Gut fungi teach the immune system how to deal with their dangerous relatives

Common fungi, often present in the gut, teach the immune system how to deal with their most dangerous relatives, according to a new study from scientists at Weill Cornell Medicine. Disruption of this process can leave people vulnerable to deadly fungal diseases.

The study, published on February 5 in Cell, reveals a new twist in the complex relationship between humans and the microbes associated with them, and marks the path towards novel cures that can fight off a host of pathogens that is drug resistant.

This new discovery came from work on an infectious bowel disease, which often causes patients to carry larger than normal numbers of fungi in their legs. These patients often develop strong responses against manna, a molecule that is common to a wide range of fungal species. However, Dr. Iliyan Iliev, associate professor of immunology in medicine in the Department of Gastroenterology and Hepatology at Weill Cornell Medicine, noted that healthy controls also contained some anti-fungal antibodies in these studies.

There was no real evidence for fungal infections in the healthy people we studied, so we started thinking about the possible role of these antibodies. “

Dr. Iliev, Lead Author Study, Member, Jill Roberts Institute for Research on Infectious Infectious Disease

The team developed a platform that allowed them to determine which gut fungi are targeted by antibodies in the blood of individual patients. They found a strong response against the yeast Candida albicans.

Turning to experiments in mice, Dr. Iliev and Itai Doron, doctoral candidate at Weill Cornell Graduate School of Medicine in the laboratory and lead author of the study, found that colonies of animals with Candida albicans caused them to develop antibodies . the fungus in their bloodstream, even though they did not develop fungal infections with blood. Instead, the immune cells of the animals appeared to carry fungal antigens to the spleen, stimulating the production of circulating antibodies in the bloodstream. “These fungi are just educating that immune response,” Dr. Iliev said.

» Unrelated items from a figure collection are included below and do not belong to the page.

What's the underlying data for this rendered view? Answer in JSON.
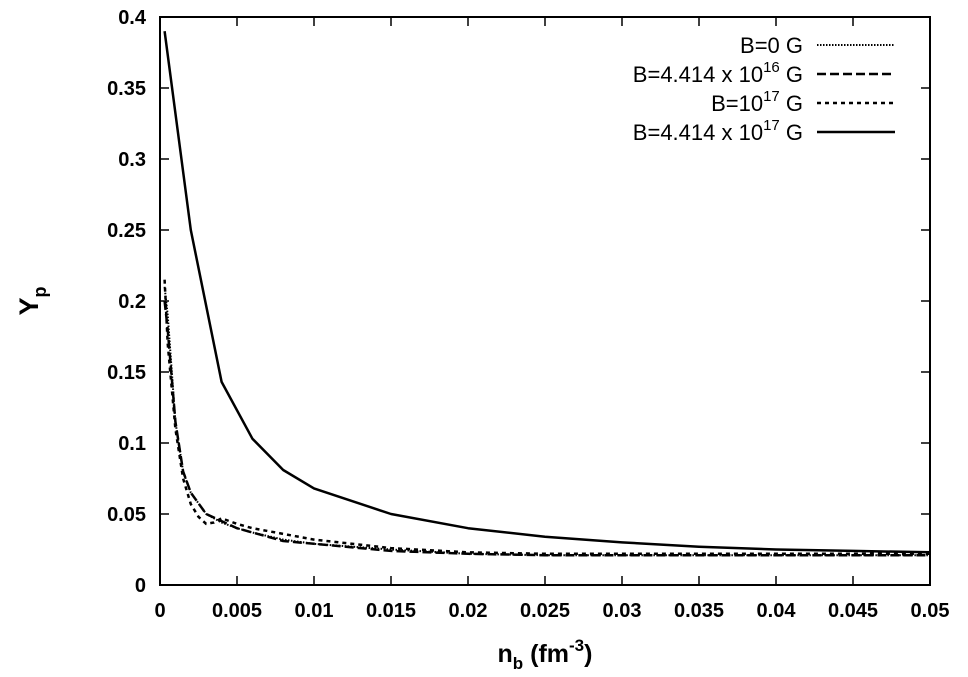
{
  "chart_data": {
    "type": "line",
    "xlabel": {
      "base": "n",
      "sub": "b",
      "unit_open": " (fm",
      "unit_sup": "-3",
      "unit_close": ")"
    },
    "ylabel": {
      "base": "Y",
      "sub": "p"
    },
    "xlim": [
      0,
      0.05
    ],
    "ylim": [
      0,
      0.4
    ],
    "x_ticks": [
      "0",
      "0.005",
      "0.01",
      "0.015",
      "0.02",
      "0.025",
      "0.03",
      "0.035",
      "0.04",
      "0.045",
      "0.05"
    ],
    "y_ticks": [
      "0",
      "0.05",
      "0.1",
      "0.15",
      "0.2",
      "0.25",
      "0.3",
      "0.35",
      "0.4"
    ],
    "grid": false,
    "legend_position": "top-right",
    "series": [
      {
        "name": "B=0 G",
        "legend": {
          "text": "B=0 G"
        },
        "style": "dotted-fine",
        "x": [
          0.0003,
          0.0005,
          0.001,
          0.0015,
          0.002,
          0.003,
          0.004,
          0.005,
          0.006,
          0.008,
          0.01,
          0.015,
          0.02,
          0.025,
          0.03,
          0.035,
          0.04,
          0.045,
          0.05
        ],
        "y": [
          0.21,
          0.19,
          0.115,
          0.08,
          0.065,
          0.05,
          0.044,
          0.04,
          0.037,
          0.032,
          0.029,
          0.025,
          0.022,
          0.021,
          0.021,
          0.021,
          0.021,
          0.021,
          0.021
        ]
      },
      {
        "name": "B=4.414 x 10^16 G",
        "legend": {
          "pre": "B=4.414 x 10",
          "sup": "16",
          "post": " G"
        },
        "style": "dashed",
        "x": [
          0.0003,
          0.0005,
          0.001,
          0.0015,
          0.002,
          0.003,
          0.004,
          0.005,
          0.006,
          0.008,
          0.01,
          0.015,
          0.02,
          0.025,
          0.03,
          0.035,
          0.04,
          0.045,
          0.05
        ],
        "y": [
          0.2,
          0.18,
          0.115,
          0.08,
          0.065,
          0.05,
          0.045,
          0.04,
          0.037,
          0.031,
          0.029,
          0.024,
          0.022,
          0.021,
          0.021,
          0.021,
          0.021,
          0.021,
          0.021
        ]
      },
      {
        "name": "B=10^17 G",
        "legend": {
          "pre": "B=10",
          "sup": "17",
          "post": " G"
        },
        "style": "dotted",
        "x": [
          0.0003,
          0.0005,
          0.001,
          0.0015,
          0.002,
          0.0025,
          0.003,
          0.0035,
          0.004,
          0.005,
          0.006,
          0.008,
          0.01,
          0.015,
          0.02,
          0.025,
          0.03,
          0.035,
          0.04,
          0.045,
          0.05
        ],
        "y": [
          0.215,
          0.17,
          0.11,
          0.075,
          0.057,
          0.048,
          0.043,
          0.044,
          0.047,
          0.043,
          0.04,
          0.036,
          0.032,
          0.026,
          0.023,
          0.022,
          0.022,
          0.022,
          0.022,
          0.022,
          0.022
        ]
      },
      {
        "name": "B=4.414 x 10^17 G",
        "legend": {
          "pre": "B=4.414 x 10",
          "sup": "17",
          "post": " G"
        },
        "style": "solid",
        "x": [
          0.0003,
          0.002,
          0.004,
          0.006,
          0.008,
          0.01,
          0.015,
          0.02,
          0.025,
          0.03,
          0.035,
          0.04,
          0.045,
          0.05
        ],
        "y": [
          0.39,
          0.25,
          0.143,
          0.103,
          0.081,
          0.068,
          0.05,
          0.04,
          0.034,
          0.03,
          0.027,
          0.025,
          0.024,
          0.023
        ]
      }
    ]
  }
}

In patients with immune systems, such as organ transplants and some cancer patients, fungi in the gut can attack blood flow and cause life-threatening diseases. Dr. Iliev and his colleagues explained this process by treating mice with immunosuppressive drugs. When the Candida species settles in the gut of these mice, the fungus moves into the bloodstream, causing a fatal infection.

Treating the mice with pure anti-fungal antibodies from donor animals protected the immune-immune mice from these diseases. The same strategy worked against infection either with Candida albicans or with the pathogenic yeast Candida auris, which has been a leading cause of fungal infection in vaccinated patients and the elderly in recent years. .

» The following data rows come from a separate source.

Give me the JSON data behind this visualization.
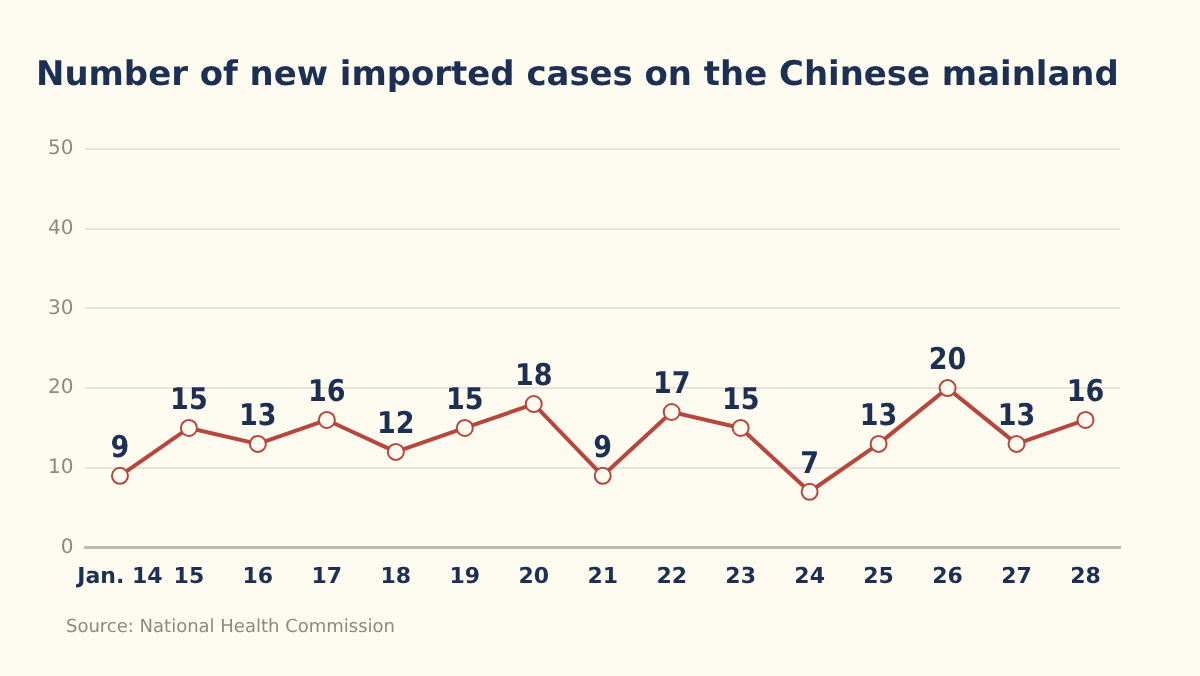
{
  "chart_data": {
    "type": "line",
    "title": "Number of new imported cases on the Chinese mainland",
    "categories": [
      "Jan. 14",
      "15",
      "16",
      "17",
      "18",
      "19",
      "20",
      "21",
      "22",
      "23",
      "24",
      "25",
      "26",
      "27",
      "28"
    ],
    "values": [
      9,
      15,
      13,
      16,
      12,
      15,
      18,
      9,
      17,
      15,
      7,
      13,
      20,
      13,
      16
    ],
    "color": "#b5473d",
    "marker": "circle",
    "data_labels": true,
    "ylim": [
      0,
      50
    ],
    "yticks": [
      0,
      10,
      20,
      30,
      40,
      50
    ],
    "grid": "y",
    "legend": false,
    "annotations": [
      "Source: National Health Commission"
    ]
  }
}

Collaborating with researchers at INSERM in Paris, France, the Weill Cornell Medicine team also looked at a serum from patients with mutations in a gene called CARD9. This mutation affects the emergency adapter protein in the immune system, leaving those affected prone to severe fungal infections. Dr. Iliev’s team found that the serum of these patients was not deficient in anti-fungal antibodies commonly found in patients’ serum without this imitation. Tests in mice have confirmed an essential and specific role for CARD9 in priming the production of anti-fungal antibodies.

Graphic illustration showing relationship between fungi in gut, antibody levels and CARD gene Relationship between gut fungi, anti-fungal antibodies, CARD9 gene, and fungal immunity. Image courtesy of Iliev Laboratory.

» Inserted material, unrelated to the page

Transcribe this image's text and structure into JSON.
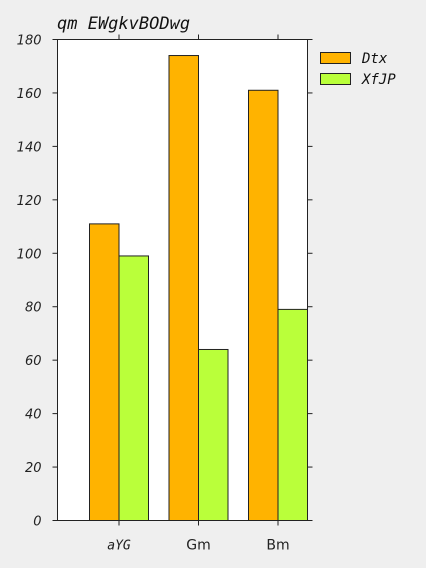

The findings suggest that normal intestinal fungi such as Candida albicans may act as a form of intestinal vaccine against fungal infection in healthy individuals, by stimulating blood production that may target several species of potentially pathogenic fungi. When these fungi enter the bloodstream, the antibodies bind and target them for destruction by immune system cells. In patients with suppressed immunity, the anti-fungal antibodies can decay, leaving them vulnerable to fungal infections.

New therapies that include either stimulating the production of anti-fungal antibodies, or injecting such purified antibodies into a patient’s bloodstream, may help to resistance to these increasingly common diseases.

If that approach works, it would be a welcome improvement. “Many fungal infections in vaccinated and elderly patients occur by removal of pathogenic Candida strains from the gastrointestinal tract, and survival rates at systemic transmission are extremely low,” Dr. Iliev said.

Source:

Magazine Reference:

Doron, I., et al. (2021) Immunosuppression of human gut mycobiota by CARD9-dependent induction of fungal IgG antibodies. Cell. doi.org/10.1016/j.cell.2021.01.016.